視せる方法はいくらでもあるけど、道具を持ってきている時間がもったいない。
「修二!」
《久しぶりだね、真澄》
谷津さんは嬉しそうに駆け寄ったものの、当然岩倉修二に触れることはできない。…そう、普通なら。
「幽霊なのに、触れる…?」
「今私たちがやっているのは、普通の人間にも少しだけ視えやすくするために必要なことだ。…1時間程度ならふたりきりにしてやれる」
流石に霊力の説明をするわけにはいかないので、それだけ話してその場を離れる。
「詩乃先輩、霊力を分ける方法知ってたんですね。結構珍しい方法なのに…」
「一応な。これだけ穏やかに終われそうな案件も珍しいし、ふたりで話がしたそうだったからどうにかしてやりたかった」
「先輩にも恋人いるんですか?」
詩乃先輩は驚いた表情をして固まってしまった。
踏みこみすぎただろうか。
ほとんど話したことがない相手にこんなことを訊くなんて、ものすごく失礼だったかもしれない。
「あの、」
「別に気を悪くしたわけじゃない。ただ、周りから見るとそう見えるのかと思っただけだ。

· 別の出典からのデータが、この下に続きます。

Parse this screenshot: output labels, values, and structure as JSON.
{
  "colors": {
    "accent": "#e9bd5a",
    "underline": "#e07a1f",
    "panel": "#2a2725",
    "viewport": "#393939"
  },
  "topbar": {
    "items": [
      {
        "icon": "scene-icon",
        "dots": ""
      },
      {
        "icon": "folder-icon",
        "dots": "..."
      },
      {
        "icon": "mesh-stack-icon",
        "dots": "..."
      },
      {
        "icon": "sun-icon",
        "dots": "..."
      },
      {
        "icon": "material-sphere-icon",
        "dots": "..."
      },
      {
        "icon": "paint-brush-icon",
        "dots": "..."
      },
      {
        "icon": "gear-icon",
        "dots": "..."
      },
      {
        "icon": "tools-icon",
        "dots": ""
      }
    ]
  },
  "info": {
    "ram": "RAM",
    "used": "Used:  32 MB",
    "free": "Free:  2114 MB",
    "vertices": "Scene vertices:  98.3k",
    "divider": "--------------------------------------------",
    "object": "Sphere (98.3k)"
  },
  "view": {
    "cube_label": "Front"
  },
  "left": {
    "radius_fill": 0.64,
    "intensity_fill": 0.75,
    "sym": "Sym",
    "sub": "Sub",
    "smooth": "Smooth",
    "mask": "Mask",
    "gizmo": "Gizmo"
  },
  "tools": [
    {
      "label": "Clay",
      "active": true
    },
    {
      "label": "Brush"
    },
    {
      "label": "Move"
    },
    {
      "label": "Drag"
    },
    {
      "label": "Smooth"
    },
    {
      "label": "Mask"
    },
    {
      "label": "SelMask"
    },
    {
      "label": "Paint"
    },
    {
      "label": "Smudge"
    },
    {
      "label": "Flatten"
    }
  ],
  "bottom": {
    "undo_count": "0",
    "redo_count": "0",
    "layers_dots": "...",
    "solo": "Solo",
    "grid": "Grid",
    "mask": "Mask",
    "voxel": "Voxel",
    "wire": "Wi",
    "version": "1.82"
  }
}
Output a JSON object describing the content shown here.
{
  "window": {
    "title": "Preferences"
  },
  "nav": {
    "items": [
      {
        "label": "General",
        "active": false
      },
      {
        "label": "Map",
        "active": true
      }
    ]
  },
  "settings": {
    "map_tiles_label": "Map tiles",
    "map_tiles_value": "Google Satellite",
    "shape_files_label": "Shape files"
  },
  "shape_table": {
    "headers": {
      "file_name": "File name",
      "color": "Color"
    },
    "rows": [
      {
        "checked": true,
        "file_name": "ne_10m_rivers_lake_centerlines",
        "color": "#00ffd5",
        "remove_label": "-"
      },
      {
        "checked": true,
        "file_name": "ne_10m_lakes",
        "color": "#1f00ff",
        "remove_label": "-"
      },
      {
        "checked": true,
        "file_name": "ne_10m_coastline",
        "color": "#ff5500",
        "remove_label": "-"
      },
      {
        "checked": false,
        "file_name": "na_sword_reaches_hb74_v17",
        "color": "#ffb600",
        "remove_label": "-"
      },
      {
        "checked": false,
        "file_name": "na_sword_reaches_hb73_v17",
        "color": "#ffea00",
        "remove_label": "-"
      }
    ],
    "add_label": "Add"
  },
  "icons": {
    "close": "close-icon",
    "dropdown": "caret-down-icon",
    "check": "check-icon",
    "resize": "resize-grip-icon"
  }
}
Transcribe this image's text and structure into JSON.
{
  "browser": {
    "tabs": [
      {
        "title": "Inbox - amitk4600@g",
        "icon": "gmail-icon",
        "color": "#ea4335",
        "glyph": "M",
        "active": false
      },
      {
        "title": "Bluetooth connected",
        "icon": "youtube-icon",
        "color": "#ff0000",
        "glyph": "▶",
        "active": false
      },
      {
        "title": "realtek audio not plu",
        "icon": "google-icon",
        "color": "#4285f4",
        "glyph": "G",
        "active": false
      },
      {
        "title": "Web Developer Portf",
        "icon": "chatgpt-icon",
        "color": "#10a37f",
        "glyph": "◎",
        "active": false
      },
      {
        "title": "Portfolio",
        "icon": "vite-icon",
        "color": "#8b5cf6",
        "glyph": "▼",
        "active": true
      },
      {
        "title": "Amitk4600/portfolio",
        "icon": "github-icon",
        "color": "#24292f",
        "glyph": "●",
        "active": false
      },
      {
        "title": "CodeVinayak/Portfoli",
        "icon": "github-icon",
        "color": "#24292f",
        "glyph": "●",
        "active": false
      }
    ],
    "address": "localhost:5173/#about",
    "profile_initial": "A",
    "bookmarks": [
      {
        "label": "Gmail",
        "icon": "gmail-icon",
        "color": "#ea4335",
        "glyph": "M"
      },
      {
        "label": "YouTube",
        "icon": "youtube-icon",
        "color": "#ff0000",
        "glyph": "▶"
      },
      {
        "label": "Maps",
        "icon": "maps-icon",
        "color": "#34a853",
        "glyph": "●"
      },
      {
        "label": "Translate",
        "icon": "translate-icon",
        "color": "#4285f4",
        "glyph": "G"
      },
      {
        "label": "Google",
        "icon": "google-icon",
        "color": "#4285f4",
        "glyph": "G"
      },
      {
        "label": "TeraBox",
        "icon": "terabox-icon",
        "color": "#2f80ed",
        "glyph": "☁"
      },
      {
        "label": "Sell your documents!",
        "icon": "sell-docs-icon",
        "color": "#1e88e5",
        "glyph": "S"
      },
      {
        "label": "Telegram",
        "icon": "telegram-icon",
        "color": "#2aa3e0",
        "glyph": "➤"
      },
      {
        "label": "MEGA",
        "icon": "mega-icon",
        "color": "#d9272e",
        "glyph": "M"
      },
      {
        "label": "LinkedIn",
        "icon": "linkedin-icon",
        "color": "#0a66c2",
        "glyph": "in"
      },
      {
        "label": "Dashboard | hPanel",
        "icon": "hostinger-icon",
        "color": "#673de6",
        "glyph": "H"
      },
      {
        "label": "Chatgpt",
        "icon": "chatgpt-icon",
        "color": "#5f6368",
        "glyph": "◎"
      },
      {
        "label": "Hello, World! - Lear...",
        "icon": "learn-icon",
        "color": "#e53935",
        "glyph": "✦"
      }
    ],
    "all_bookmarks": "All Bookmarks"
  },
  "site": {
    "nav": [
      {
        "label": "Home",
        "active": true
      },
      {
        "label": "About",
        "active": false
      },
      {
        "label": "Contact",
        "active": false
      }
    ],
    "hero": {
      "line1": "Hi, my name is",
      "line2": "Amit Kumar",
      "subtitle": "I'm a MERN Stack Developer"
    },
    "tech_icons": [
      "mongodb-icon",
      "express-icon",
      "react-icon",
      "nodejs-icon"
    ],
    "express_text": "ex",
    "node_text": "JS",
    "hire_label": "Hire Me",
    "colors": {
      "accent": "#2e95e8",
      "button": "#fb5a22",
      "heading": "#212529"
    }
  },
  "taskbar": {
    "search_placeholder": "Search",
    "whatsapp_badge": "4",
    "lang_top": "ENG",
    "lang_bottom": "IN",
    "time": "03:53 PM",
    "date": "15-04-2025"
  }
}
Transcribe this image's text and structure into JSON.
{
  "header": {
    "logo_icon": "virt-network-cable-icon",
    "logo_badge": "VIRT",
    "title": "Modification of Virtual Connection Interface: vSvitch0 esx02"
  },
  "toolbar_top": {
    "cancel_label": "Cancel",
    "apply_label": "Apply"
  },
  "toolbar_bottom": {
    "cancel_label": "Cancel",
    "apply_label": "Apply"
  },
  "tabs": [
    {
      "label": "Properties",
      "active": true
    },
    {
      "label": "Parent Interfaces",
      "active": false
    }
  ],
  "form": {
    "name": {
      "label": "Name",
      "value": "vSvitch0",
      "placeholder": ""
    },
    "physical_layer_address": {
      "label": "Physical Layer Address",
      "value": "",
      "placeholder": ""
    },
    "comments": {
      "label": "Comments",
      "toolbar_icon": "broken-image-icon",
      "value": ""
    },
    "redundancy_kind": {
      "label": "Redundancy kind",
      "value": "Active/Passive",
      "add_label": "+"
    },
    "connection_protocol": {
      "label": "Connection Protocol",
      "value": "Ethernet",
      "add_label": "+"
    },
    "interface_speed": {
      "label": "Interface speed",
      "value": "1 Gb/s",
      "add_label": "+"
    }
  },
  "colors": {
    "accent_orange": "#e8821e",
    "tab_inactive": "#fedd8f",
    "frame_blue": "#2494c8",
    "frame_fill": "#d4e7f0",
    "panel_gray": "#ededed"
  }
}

妹がひとりいるんだ。…けど、恋愛対象は一生現れない。恋愛感情がないんだ」
彼女の微笑みには寂しさなんて微塵もなく、妹さんのことを本当に大切に思っていることはすぐ分かった。
「いいですね、仲良し姉妹。羨ましいです」
「陽向はどうなんだ?」
「そうですね…家族……。あ、恋人はいますよ」
「訳ありか?」
詩乃先輩も直球だった。
なんとなく隠したくないと思い、正直に話す。
「俺、落ちこぼれなんです。家族って呼べるのは祖父くらいで…」
「そうか。私は親がいないけど、おまえみたいにすごい子を落ちこぼれなんて呼ぶような奴等が側にいない方がいいって思うよ」
親がいない?
どういうことなのか考えていると、そろそろ時間が迫っていることに気づく。
「行こう。続きはまた今度」
「はい」
元の場所に戻ると、別れを惜しむようにふたりが抱きあっていた。
《真澄、笑って。…幸せになって》
「修二…」
岩倉ははっとしたように顔をあげ、空に向かって手を伸ばす。
《なんだ、この道は…》
「多分それ、黄泉への道。未練がなくなった人にしか視えないやつ」
《そうなのか。…もう行かないと》
「修二!」
《生きてよ。先に向こうで待ってるから。…ふたりとも、協力してくれてありがとう》
そう話した笑顔は晴れ晴れしたもので、岩倉修二はそのまま消えていく。
谷津真澄はずっと空を見上げていた。